72 Hours for Defense Appropriation Bill
Last week, Congress spent $1.1 trillion tax dollars by combining six pieces of appropriations (“spending”) legislation into one 1,000+ page “minibus” bill and passing it with almost no public disclosure or debate. In fact, the bill was available to the public online for less than 24 hours.
Before December 18th, Congress will be taking up the last remaining 2010 appropriations bill: Defense. If history is any lesson, Congress will likely try to cram different pieces of legislation into this final bill, and these new bills will be those that were unable to pass previously on their own.

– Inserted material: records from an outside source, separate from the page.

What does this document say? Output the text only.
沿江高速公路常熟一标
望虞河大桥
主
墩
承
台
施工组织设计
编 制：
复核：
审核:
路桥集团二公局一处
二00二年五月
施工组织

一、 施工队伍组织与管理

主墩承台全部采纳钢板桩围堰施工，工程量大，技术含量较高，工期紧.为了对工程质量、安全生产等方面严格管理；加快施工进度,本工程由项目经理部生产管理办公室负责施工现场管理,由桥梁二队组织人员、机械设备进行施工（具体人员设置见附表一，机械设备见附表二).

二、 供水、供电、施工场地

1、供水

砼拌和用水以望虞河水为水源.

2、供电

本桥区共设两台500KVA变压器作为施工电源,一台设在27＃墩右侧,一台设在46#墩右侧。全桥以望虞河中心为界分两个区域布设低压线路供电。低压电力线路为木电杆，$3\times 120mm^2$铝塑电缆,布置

If the new bills are included in the Defense appropriation bill at the last minute, the public won’t know what’s going on until after the bill is passed.
It’s imperative that we have the ability to read the bill online not only before it’s passed, but before it’s debated, so we can call our representatives while there’s still time to have an impact on what they spend our money on.
The craziest part of this whole thing (Capitol Hill finds these things to be “normal”) is that the legislation Congress will try to insert may not have anything to do with defense. Raising the nation’s debt limit and various health care reforms are two possible inclusions. By “drafting” behind the Defense bill their chance of passing Congress increases.
And while debt limit and health care reform provisions are at least being discussed in the media, it is the laws we can’t see, that have never been debated in the open, that are the most dangerous threat.
Example: the Commodity Futures Modernization Act that was slipped into an omnibus bill back in 2000. The text was only available for 24 hours and its inclusion in the omnibus was only known for 4 minutes before final consideration. The passage of the Act not only created the “Enron loophole” but a market of unregulated derivatives which contributed to near economic collapse in late 2008.
Last week, as Congress dropped and passed the minibus appropriations bill, the ridiculousness of not making the bill available online for 72 hours was frustrating and disappointing. Even for the team here at the Sunlight Foundation, who were watching very closely, the $1.1 trillion minibus bill had passed before we could do so much as send an email alert!
It was perhaps most distressing because we now KNOW Congress can make major legislation available for 72 hours before it’s debated; we’ve seen them do it throughout the health care debate. Appropriations don’t get the same public pressure as health care so our representatives decided not to give us time to go through the massive spending bill – which added up to be more spending than the Stimulus package.
This week, Congress has a chance to redeem themselves with the one remaining spending bill of the year, and we’ll be demanding they get it right.
Post by Jake Brewer with contributions from Noah Kunin.